But whatever may have been true of the spirit of Paris then, the man who visits it to-day expecting to see Leech's illustrations and Mark Twain's description of the Mabille reproduced in the Jardin de Paris and the Moulin Rouge will be disappointed. He will, on the contrary, find a great deal of light and some very good music, and a mixed crowd composed chiefly of young women and Frenchmen well advanced in years and English and American tourists. The young women have all the charm that only a Frenchwoman possesses, and parade quietly below the boxes, and before the rows of seats that stretch around the hall or the garden, as it happens to be, and are much better behaved and infinitely more self-respecting and attractive in appearance than the women of their class in London or New York. But there are no students nor grisettes to kick off high hats and to dance in an ecstasy of abandon. There are in their places from four to a dozen ugly women and shamefaced-looking men, who are hired to dance, and who go sadly through the figures of the quadrille, while one of the women after another shows how high she can kick, and from what a height she can fall on the asphalt, and do what in the language of acrobats is called a "split;" there is no other name for it. It is not an edifying nor thrilling spectacle.

AT THE MOULIN ROUGE

The most notorious of these dance-halls is the Moulin Rouge. You must have noticed when journeying through France the great windmills that stand against the sky-line on so many hilltops. They are a picturesque and typical feature of the landscape, and seem to signify the honest industry and primitiveness of the French people of the provinces. And as the great arms turn in the wind you can imagine you can hear the sound of the mill-wheel clacking while the wheels inside grind out the flour that is to give life and health. And so when you see the great Red Mill turn high up where four streets meet on the side of Montmartre, and know its purpose, you are impressed with the grim contrast of its past uses and its present notoriety. An imaginative person could not fail to be impressed by the sight of the Moulin Rouge at night. It glows like a furnace, and the glare from its lamps reddens the sky and lights up the surrounding streets and cafés and the faces of the people passing like a conflagration. The mill is red, the thatched roof is red, the arms are picked out in electric lights in red globes, and arches of red lamp-shades rise on every side against the blackness of the night. Young men and women are fed into the blazing doors of the mill nightly, and the great arms, as they turn unceasingly and noisily in a fiery circle through the air, seem to tell of the wheels within that are grinding out the life and the health and souls of these young people of Montmartre.

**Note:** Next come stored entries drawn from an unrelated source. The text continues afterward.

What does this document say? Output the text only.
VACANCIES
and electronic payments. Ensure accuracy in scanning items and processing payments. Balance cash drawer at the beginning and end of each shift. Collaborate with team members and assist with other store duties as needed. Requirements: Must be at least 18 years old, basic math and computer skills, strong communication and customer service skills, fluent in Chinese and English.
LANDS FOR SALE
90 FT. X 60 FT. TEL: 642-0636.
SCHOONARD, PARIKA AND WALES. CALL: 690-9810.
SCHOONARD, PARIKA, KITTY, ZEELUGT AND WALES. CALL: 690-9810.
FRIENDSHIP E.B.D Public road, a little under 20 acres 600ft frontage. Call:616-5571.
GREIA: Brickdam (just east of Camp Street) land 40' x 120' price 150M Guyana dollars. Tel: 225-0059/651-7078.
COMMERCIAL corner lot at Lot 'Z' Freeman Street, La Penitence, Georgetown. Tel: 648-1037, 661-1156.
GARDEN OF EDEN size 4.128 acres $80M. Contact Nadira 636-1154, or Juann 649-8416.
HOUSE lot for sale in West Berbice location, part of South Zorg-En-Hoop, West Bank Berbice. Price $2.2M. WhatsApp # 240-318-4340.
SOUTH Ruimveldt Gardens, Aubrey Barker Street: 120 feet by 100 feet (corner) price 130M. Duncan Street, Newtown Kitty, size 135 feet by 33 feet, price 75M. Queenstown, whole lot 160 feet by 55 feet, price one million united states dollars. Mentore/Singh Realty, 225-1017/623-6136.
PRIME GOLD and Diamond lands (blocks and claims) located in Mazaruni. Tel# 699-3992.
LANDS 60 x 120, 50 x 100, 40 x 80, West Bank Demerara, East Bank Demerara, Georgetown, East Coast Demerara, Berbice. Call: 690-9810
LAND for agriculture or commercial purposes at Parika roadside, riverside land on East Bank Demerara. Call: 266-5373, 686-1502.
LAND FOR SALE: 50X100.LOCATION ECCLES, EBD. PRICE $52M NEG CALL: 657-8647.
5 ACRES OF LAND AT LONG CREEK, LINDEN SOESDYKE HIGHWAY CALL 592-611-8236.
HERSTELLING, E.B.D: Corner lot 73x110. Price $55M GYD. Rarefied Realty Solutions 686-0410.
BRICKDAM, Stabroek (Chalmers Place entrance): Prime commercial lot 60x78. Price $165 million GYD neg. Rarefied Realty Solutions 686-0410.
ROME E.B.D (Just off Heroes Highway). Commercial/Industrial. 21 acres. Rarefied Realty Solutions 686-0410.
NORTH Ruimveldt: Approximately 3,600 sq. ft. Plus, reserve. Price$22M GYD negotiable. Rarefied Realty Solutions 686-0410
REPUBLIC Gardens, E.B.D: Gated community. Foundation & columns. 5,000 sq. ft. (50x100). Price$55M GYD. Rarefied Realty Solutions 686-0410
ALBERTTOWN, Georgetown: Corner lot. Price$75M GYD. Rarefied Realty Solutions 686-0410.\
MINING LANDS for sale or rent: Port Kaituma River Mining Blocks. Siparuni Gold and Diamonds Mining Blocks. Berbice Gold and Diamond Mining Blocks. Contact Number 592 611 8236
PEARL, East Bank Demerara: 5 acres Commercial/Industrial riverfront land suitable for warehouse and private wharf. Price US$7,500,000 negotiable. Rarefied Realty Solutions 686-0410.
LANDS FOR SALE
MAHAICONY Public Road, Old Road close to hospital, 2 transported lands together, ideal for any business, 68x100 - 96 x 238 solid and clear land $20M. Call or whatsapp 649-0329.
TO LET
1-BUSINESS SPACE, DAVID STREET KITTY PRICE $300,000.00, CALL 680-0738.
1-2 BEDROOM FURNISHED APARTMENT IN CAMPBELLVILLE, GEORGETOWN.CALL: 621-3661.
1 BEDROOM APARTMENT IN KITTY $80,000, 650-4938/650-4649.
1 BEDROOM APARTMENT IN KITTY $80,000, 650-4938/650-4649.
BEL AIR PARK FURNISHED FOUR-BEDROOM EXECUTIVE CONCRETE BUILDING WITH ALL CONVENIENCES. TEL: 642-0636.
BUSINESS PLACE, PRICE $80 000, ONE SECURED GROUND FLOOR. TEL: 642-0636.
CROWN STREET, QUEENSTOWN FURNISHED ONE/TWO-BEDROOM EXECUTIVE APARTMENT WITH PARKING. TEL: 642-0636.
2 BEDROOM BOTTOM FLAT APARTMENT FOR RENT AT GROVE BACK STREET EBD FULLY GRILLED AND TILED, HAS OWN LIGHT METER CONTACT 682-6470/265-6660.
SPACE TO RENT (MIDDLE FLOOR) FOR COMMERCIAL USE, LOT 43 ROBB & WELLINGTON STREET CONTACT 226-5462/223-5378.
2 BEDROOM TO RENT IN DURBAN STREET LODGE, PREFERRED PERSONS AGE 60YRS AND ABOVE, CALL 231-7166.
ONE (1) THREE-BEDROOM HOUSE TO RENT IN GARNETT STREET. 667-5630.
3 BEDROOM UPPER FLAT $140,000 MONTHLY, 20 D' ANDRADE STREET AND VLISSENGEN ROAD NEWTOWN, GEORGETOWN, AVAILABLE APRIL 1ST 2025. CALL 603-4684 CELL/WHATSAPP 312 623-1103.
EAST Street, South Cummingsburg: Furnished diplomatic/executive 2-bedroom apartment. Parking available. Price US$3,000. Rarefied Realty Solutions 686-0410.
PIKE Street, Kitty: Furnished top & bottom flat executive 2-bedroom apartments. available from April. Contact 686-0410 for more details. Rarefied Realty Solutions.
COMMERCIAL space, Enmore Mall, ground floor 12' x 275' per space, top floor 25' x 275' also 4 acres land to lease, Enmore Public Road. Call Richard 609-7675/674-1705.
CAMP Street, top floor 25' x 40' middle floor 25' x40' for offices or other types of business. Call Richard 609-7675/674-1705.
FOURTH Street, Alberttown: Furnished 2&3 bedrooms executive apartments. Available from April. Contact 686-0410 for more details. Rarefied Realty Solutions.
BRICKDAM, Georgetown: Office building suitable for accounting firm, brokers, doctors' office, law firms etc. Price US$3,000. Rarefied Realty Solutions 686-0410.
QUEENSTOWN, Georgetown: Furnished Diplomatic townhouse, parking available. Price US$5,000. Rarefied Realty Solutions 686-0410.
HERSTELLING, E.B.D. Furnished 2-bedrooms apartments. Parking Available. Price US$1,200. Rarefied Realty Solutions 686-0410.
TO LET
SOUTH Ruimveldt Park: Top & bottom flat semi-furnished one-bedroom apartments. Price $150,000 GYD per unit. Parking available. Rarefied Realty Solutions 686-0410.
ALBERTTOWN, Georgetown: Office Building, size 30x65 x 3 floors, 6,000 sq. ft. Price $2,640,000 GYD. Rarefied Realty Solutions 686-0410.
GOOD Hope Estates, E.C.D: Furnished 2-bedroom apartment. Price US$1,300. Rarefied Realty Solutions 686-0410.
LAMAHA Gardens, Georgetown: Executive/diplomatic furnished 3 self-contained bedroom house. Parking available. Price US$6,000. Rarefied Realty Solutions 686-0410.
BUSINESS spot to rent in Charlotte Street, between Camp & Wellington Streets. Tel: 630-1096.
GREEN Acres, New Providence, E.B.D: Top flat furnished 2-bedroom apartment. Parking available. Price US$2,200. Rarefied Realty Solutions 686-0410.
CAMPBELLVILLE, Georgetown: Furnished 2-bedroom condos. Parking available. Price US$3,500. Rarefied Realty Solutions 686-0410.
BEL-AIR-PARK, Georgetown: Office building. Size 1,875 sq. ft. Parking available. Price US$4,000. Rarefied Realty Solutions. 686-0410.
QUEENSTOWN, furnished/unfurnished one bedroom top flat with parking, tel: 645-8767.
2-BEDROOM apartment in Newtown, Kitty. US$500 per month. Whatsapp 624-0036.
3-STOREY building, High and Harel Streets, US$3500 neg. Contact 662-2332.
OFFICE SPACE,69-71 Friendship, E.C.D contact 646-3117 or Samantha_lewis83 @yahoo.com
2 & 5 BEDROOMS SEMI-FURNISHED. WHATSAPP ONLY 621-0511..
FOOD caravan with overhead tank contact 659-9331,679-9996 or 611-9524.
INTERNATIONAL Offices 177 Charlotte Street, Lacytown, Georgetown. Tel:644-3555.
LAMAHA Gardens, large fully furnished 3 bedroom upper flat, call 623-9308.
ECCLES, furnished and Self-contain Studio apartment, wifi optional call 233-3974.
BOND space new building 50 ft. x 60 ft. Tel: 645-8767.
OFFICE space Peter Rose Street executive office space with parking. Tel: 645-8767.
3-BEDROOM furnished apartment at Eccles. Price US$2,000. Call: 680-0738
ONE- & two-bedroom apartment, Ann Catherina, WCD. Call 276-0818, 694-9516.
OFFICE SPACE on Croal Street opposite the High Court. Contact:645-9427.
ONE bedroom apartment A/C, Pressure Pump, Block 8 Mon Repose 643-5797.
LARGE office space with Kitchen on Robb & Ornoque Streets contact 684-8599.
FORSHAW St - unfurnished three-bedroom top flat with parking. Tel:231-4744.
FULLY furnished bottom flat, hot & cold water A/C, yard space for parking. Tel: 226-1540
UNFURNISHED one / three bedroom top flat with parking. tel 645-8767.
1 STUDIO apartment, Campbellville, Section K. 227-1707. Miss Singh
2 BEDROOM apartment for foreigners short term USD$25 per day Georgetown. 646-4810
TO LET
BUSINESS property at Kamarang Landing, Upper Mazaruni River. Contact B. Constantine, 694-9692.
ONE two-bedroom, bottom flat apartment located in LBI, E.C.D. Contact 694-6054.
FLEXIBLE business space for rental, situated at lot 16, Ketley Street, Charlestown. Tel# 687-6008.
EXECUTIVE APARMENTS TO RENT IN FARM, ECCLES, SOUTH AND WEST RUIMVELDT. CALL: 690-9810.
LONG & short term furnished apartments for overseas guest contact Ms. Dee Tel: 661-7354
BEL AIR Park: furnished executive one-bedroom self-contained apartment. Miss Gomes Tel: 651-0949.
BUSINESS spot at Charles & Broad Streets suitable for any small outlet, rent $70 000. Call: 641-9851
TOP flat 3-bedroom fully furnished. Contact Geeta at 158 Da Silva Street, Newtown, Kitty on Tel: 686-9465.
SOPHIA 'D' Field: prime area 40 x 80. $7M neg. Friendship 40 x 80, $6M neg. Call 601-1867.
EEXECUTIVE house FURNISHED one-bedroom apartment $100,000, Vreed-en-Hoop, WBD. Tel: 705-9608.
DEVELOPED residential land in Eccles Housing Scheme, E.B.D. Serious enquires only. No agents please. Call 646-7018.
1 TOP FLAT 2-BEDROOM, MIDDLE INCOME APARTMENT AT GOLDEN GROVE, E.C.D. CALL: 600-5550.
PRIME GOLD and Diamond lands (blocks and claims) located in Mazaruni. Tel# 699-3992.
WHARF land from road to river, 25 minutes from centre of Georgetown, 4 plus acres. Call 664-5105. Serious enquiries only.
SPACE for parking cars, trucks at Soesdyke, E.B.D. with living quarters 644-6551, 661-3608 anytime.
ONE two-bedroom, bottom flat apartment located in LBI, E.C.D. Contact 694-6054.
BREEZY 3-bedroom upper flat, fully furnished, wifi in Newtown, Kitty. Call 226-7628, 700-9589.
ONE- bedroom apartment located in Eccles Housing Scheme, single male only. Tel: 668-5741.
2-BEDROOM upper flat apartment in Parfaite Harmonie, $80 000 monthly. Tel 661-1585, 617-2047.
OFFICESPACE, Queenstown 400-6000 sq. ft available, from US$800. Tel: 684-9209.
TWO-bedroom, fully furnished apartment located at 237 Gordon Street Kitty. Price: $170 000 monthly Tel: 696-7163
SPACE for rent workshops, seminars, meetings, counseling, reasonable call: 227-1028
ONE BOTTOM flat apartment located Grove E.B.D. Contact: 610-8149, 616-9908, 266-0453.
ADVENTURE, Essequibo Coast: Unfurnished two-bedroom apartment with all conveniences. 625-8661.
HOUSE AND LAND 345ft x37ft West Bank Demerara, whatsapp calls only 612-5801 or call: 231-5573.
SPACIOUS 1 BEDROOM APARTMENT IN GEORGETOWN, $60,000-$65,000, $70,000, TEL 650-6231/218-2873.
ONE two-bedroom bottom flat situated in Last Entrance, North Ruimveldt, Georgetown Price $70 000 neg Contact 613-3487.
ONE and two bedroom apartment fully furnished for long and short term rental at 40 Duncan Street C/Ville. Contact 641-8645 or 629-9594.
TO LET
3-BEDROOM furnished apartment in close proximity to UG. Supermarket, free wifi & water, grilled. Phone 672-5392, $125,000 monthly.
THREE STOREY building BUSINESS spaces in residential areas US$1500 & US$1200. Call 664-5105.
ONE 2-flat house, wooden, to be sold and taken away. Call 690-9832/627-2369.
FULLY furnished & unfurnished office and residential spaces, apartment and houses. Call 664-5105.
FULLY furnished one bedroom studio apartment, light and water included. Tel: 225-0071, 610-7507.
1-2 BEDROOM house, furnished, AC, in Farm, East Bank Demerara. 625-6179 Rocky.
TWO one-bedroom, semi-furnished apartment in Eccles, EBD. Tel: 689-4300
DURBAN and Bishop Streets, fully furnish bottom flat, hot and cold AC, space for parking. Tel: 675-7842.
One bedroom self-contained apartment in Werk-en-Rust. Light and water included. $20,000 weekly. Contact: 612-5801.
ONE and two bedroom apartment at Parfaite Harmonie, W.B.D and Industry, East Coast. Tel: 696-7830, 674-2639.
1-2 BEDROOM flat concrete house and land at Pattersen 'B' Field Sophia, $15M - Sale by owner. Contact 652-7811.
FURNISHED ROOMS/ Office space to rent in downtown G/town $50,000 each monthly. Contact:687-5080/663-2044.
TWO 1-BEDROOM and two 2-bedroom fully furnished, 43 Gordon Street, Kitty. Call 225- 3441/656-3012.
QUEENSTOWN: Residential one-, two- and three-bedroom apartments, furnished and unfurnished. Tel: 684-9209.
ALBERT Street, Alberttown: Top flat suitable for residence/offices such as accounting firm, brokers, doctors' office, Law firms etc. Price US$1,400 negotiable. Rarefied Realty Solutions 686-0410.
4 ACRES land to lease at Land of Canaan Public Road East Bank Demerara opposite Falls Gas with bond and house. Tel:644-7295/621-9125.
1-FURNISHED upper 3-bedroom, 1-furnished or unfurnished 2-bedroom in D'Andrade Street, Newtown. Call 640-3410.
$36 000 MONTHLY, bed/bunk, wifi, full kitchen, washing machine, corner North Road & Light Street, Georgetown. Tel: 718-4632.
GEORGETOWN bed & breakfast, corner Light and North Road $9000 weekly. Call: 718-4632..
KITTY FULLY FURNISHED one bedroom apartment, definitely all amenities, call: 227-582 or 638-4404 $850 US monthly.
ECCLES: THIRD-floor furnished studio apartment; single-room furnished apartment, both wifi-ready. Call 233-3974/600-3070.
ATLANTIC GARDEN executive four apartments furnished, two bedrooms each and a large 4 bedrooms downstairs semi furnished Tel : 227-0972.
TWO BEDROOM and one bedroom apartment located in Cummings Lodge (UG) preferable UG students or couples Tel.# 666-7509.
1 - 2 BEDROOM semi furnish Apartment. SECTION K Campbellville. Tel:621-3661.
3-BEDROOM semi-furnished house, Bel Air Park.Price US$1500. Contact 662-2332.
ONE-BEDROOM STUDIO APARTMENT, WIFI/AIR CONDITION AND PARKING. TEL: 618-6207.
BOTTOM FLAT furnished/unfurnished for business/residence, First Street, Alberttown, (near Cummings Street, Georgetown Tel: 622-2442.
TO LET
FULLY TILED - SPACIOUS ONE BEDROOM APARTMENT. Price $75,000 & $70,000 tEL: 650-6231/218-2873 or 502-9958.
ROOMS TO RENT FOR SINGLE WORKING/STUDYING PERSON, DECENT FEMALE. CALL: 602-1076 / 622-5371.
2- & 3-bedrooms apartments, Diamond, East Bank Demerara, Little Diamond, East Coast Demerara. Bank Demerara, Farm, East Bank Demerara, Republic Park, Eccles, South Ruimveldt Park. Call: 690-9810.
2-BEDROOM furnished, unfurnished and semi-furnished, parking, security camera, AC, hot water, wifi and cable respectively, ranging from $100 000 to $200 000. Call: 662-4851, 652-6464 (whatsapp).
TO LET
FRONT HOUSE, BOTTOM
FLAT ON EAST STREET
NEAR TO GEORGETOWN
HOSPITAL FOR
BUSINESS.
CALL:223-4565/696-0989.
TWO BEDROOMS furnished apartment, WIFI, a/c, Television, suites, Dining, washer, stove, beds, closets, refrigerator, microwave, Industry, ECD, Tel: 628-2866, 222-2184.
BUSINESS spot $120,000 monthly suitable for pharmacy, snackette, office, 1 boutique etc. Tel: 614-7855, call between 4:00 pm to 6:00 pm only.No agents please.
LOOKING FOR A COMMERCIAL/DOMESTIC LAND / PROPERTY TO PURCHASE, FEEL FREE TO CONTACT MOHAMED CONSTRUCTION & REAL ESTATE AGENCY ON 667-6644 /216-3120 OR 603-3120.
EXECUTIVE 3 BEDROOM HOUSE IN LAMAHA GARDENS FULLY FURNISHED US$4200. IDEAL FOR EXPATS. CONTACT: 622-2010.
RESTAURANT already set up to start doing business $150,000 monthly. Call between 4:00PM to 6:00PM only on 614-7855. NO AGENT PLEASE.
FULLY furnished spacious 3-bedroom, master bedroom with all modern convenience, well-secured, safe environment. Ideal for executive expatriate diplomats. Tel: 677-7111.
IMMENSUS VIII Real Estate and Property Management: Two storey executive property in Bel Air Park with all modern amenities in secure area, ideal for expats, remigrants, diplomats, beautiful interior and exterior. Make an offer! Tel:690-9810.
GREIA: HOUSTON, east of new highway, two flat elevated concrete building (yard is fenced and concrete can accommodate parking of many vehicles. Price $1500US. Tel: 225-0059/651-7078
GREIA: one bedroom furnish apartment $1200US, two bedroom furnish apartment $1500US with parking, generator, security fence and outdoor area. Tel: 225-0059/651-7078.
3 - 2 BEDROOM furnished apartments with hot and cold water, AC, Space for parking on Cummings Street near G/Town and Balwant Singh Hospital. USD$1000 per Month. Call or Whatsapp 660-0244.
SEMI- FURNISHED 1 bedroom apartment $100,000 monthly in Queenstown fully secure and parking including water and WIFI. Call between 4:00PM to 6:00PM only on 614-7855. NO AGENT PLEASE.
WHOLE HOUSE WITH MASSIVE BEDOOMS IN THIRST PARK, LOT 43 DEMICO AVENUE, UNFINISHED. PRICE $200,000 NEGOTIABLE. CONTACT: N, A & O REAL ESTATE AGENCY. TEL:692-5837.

If you have visited many of the places touched upon in this article in the same night, you will find yourself caught in the act by the early sunlight, and as it will then be too late to go to bed, you can do nothing better than turn your steps towards the Madeleine. There you may find the market-people taking the flowers out of the black canvas wagons and putting up the temporary booths, while the sidewalk is hidden with a mass of roses in their white paper cornucopiæ and the dark, damp green of palms and ferns.

It will be well worth your while to go on through the silent streets from this market of flowers to the market of food in the Halles Centrales, where there are strawberry patches stretching for a block, and bounded by acres of radishes or acres of mushrooms, and by queer fruits from as far south as Algiers and Tunis, just arrived from Marseilles on the train, and green pease and carrots from no greater a distance than just beyond the fortifications. It is the only spot in the city where many people are awake. Everybody is awake here, bustling and laughing and scolding—porters with brass badges on their sleeves carrying great piles of vegetables, and plump market-women in white sleeves and caps, and drivers in blue blouses smacking their lips over their hot coffee after their long ride through the night. It is like a great exposition building of food exhibits, with the difference that all of these exhibits are to be scattered and are to disappear on the breakfast-tables of Paris that same morning. Loud-voiced gentlemen are auctioneering off whole crops of potatoes, a sidewalk at a time, or a small riverful of fish with a single clap of the hands; live lobsters and great turtles crawl and squirm on marble slabs, and vistas of red meat stretch on iron hooks from one street corner to the next.

You are, and feel that you are, a drone in this busy place, and salute with a sense of guilty companionship the groups of men and girls in dinner dress who have been up all night, and who come singing and chaffing in their open carriages in search of coffee and a box of strawberries, or a bunch of cold, crisp radishes with the dew still on them, which they buy from a virtuous matron of grim and disapproving countenance at a price which throws a lurid light on the profits of Bignon's and Laurent's.